Tigers' defense masters Mustangs

Defense wins championships — but MU fans might breathe easier if the Tigers could find their own basket on a more regular basis.

Though watching Missouri's offense Thursday night at the Hearnes Center was possibly more painful at times than having teeth pulled, it must have been even worse for the Southern Methodist faithful. Their Mustangs (1-2) could only manage 51 points as No. 13 MU (3-0) let its defense do the talking en route to a 66-51 victory.

Missouri's offense was balanced once again, with Simeon Haley tossing in a career-high 13 points to lead a quartet of Tigers in double figures. Kelly Thames, Derek Grimm and Julian Winfield joined Haley with 10, 11 and 12 points respectively. Haley also pulled down six rebounds.
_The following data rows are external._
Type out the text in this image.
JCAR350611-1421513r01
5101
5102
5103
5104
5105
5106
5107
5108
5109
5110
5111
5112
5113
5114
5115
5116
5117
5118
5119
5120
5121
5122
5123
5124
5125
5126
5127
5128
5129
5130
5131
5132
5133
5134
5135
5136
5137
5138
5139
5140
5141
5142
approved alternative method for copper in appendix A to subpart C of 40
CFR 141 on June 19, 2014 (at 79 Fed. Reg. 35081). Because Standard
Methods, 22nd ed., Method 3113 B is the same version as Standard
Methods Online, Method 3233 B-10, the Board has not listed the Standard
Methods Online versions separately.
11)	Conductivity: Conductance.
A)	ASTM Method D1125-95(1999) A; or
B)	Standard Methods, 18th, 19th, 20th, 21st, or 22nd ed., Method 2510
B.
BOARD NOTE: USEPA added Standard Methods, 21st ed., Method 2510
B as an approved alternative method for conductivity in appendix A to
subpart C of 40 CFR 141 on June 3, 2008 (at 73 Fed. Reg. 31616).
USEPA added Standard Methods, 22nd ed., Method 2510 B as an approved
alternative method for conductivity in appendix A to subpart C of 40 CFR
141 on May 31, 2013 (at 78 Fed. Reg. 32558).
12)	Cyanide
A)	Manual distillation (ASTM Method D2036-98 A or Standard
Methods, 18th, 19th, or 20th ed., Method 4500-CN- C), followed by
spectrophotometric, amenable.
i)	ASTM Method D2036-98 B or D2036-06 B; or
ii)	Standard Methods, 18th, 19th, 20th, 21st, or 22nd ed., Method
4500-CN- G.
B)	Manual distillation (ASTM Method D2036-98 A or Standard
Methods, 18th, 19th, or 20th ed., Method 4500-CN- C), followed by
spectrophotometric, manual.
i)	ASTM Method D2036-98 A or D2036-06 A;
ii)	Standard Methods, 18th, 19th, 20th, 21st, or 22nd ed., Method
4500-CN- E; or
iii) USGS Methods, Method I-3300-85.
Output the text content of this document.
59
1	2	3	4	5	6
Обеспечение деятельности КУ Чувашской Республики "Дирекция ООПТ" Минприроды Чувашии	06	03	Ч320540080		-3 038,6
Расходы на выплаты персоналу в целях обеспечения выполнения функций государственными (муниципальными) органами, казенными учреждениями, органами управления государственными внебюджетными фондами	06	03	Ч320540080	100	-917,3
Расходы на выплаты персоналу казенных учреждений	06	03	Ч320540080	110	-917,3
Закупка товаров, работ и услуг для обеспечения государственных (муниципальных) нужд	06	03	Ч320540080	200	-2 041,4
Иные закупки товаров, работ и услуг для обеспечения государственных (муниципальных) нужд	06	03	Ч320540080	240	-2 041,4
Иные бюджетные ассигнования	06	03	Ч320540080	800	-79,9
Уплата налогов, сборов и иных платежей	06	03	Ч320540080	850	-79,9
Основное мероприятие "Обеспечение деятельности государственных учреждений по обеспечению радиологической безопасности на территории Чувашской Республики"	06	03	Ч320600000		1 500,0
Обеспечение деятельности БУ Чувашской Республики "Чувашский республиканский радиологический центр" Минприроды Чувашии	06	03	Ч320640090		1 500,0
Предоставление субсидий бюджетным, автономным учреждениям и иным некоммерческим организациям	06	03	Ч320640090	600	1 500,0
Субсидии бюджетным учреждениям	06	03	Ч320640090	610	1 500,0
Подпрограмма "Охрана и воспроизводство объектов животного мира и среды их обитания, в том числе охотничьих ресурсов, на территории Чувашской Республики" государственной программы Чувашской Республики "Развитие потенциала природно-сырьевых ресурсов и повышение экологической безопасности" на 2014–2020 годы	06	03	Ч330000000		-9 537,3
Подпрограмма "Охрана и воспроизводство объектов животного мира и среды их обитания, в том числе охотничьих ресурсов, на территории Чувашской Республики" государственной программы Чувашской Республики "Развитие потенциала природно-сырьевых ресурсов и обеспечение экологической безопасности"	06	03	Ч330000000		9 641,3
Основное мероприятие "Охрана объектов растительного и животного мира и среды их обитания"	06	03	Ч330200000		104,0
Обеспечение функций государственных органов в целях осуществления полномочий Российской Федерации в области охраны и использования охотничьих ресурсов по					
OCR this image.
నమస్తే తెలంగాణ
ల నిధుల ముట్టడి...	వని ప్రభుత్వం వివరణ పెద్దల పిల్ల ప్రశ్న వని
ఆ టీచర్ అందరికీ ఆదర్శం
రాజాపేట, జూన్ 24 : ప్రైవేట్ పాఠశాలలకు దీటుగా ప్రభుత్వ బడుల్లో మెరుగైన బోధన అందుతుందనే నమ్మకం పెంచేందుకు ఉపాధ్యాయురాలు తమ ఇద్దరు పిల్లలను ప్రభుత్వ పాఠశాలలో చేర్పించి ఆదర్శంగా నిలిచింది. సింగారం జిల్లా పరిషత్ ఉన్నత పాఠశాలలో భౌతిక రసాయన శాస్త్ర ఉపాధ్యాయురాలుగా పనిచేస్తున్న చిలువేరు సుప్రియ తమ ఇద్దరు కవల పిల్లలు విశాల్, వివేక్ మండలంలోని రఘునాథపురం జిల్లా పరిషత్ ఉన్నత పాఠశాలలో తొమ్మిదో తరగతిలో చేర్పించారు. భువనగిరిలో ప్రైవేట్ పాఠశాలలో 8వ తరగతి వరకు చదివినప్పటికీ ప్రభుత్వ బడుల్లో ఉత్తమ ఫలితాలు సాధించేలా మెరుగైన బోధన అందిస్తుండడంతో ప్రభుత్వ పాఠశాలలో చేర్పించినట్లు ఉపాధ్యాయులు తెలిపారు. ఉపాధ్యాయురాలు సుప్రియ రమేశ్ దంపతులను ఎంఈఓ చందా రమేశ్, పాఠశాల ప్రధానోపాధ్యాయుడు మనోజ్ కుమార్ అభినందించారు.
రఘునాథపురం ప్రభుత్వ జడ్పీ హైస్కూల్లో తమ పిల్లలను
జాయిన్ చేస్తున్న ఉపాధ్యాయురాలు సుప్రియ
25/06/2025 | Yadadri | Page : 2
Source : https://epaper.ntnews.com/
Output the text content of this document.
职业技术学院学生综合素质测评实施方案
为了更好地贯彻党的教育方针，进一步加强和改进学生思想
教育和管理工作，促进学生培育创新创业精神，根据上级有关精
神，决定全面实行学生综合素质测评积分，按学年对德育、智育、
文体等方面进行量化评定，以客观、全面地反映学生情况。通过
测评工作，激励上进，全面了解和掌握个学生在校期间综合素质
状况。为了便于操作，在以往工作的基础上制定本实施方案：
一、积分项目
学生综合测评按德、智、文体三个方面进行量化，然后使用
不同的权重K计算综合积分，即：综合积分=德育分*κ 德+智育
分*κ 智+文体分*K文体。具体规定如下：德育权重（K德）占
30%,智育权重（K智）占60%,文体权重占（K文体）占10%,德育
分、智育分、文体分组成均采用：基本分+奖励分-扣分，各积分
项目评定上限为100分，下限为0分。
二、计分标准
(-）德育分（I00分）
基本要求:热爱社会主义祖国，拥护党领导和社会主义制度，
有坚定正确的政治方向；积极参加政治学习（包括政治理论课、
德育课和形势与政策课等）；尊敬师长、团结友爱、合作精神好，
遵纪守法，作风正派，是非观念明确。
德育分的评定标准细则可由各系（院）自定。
"I really feel confident this year," Haley said. "It's like a whole new turnaround for me, I guess you could say. I'm going into the game looking at myself as one of the top three options [on offense]."

However, the real hero for MU was its defense, which shut down SMU. Especially in the first half, during which the Mustangs could only eke out a point a minute — a halftime total of 20. However, instead of having SMU put away at the intermission, the Tigers led 26-20.

"Twenty points, that's the thing the defense can do for you," Missouri coach Norm Stewart said. "You don't have to score very much."

Thursday night Southern Methodist would have had trouble finding the Missouri River with a shot off a river boat, considering its 30 percent effort from the field. Oddly enough, though, eight of the Mustangs' 16 field goals came from behind the 3-point arc.

SMU did have the game-high scorer in Troy Matthews with 18 points. Yet, finding offense from anyone else was a chore.

"Matthews stepped up and hit some shots," SMU coach Mike Dement said. "Other than that, we've got to get help from someone else."

Dement attributed his offense's shutdown to the MU defense.

"If they're blocking shots inside and denying the jump shot," Dement said, "that's pretty much gonna take away your offense."

While the MU defense was stellar, Stewart perceived a lack of concentration from his team that had an adverse effect on its offense. The result was no motion. When MU did turn around the offense it was because of better movement. In the last three minutes of the game, MU scored 12 points to cement the win.

"One thing I did like," Stewart said, "is that the last 3:46 in we started moving rather than standing."

Giving the Tigers their nightly boost was Grimm, who started. Struggling with his shot early in the season, Grimm picked an opportune time to break out of the slump with three 3-pointers on four attempts.

"I've taken so many shots the last couple games that I've got to hit some every once in a while," Grimm said. "I think I got my feet lined up and was looking for my shot a little more tonight. When I'm out there, I guess that's the best way I can help the team."

His six points in the sleep-inducing first half kept the Tigers out in front. In the second half, his 3-pointer from 23 feet out four minutes into the half ignited a 10-0 Tiger run, putting MU up by 14, a lead that would never again drop below nine.

Missouri gets one more chance to fine-tune its offense before its showdown with Arkansas on Tuesday night. At 2 p.m. Saturday, Chicago State (0-2) will come calling at the Hearnes Center.